Rifles have changed a LOT in 100 years, but it's been a sum of small innovations.
For example, when the Winchester 1886 was created, it was chambered in .45-70 and threw a 405 grain lead load at 1,400 ft/s for 1763 ft-lbs of energy. My modern 1886 is chambered in .45-90. If I really want it to, it'll drive a 405 grainer at 2,200 ft/s for 4350 ft-lbs - well over twice the energy. There was no one big change, but rather a host of small ones - nitro powder (and several incremental developments thereof), a .25" longer chamber, better steel, better cases, jacketed bullets. But add it all up, and you've got a totally different set of capabilities.
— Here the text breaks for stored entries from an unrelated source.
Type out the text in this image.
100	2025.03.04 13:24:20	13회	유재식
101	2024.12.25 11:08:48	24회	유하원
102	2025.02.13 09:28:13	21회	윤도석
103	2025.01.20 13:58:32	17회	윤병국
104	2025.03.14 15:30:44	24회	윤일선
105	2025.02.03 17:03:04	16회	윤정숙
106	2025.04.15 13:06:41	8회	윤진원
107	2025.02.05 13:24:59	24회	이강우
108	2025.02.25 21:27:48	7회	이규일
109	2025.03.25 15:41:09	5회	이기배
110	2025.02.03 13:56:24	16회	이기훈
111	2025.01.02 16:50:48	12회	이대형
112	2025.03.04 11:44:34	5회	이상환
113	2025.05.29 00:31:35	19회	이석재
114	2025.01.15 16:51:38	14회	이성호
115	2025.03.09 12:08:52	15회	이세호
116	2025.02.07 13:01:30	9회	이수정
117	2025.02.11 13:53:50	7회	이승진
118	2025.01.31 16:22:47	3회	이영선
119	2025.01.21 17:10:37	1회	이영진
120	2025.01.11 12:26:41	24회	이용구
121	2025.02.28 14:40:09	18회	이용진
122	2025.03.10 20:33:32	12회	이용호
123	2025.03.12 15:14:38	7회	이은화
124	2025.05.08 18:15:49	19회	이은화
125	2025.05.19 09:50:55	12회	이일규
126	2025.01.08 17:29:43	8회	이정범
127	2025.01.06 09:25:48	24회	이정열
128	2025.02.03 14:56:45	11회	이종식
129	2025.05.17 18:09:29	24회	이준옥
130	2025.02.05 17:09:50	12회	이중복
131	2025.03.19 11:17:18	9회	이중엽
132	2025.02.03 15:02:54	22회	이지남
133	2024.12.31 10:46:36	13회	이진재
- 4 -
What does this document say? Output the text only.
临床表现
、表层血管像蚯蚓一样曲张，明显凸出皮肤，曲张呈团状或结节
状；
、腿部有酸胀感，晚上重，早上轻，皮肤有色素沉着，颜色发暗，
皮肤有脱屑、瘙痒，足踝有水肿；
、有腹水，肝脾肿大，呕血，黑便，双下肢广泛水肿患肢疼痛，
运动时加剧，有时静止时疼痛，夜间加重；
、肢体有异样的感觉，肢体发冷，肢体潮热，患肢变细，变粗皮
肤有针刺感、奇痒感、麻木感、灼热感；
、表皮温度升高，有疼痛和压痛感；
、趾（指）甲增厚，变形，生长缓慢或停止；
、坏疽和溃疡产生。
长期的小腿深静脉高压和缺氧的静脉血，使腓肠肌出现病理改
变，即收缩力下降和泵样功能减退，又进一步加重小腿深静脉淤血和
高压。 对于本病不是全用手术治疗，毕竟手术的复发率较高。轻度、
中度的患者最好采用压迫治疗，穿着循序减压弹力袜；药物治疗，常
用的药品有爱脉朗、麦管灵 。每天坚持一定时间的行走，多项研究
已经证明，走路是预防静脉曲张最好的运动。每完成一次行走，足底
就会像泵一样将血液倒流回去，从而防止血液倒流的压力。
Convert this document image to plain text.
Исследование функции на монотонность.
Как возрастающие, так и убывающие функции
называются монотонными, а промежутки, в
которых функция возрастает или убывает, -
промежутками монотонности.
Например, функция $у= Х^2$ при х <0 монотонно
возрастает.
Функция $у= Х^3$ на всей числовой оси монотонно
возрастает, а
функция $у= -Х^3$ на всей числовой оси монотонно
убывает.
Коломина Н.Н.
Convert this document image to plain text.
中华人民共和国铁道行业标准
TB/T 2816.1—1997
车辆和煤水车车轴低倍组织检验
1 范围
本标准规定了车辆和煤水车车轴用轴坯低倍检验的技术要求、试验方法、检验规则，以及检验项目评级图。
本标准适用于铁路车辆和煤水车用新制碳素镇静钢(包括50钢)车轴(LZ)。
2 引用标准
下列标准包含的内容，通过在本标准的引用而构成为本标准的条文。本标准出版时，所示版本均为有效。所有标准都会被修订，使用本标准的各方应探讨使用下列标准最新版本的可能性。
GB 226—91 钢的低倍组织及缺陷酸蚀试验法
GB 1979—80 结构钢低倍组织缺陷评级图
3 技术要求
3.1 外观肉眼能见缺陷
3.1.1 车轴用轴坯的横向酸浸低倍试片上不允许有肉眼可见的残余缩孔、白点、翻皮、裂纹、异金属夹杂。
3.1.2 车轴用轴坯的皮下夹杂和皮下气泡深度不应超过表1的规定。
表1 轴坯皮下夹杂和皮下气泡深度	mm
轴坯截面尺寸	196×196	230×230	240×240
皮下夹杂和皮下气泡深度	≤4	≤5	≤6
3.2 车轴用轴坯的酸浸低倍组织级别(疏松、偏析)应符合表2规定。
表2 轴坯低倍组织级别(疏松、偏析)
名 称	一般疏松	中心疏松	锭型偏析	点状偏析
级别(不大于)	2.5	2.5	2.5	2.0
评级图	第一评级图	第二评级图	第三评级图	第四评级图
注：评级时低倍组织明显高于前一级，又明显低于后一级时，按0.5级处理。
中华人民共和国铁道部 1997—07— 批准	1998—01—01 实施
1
The same thing has happened to bolt actions. My 7mag has less felt recoil than a M1903, but it'll easily keep a bullet with better terminal performance than M1 ball supersonic for over 2000y if I want and it can deliver a reasonable chance of a hit on man sized target at a mile if the wind is calm. And that's just an off the rack hunting rifle with a scope bolted on. In WW1 they would have killed for crates of them. A whole bunch of small changes like recoil pads, good glass, adjustable parallax, down-angle mounts, magnum cases, good slow powders, and polymer tipped bullets make that possible. Add it all up, and it's a totally different gun.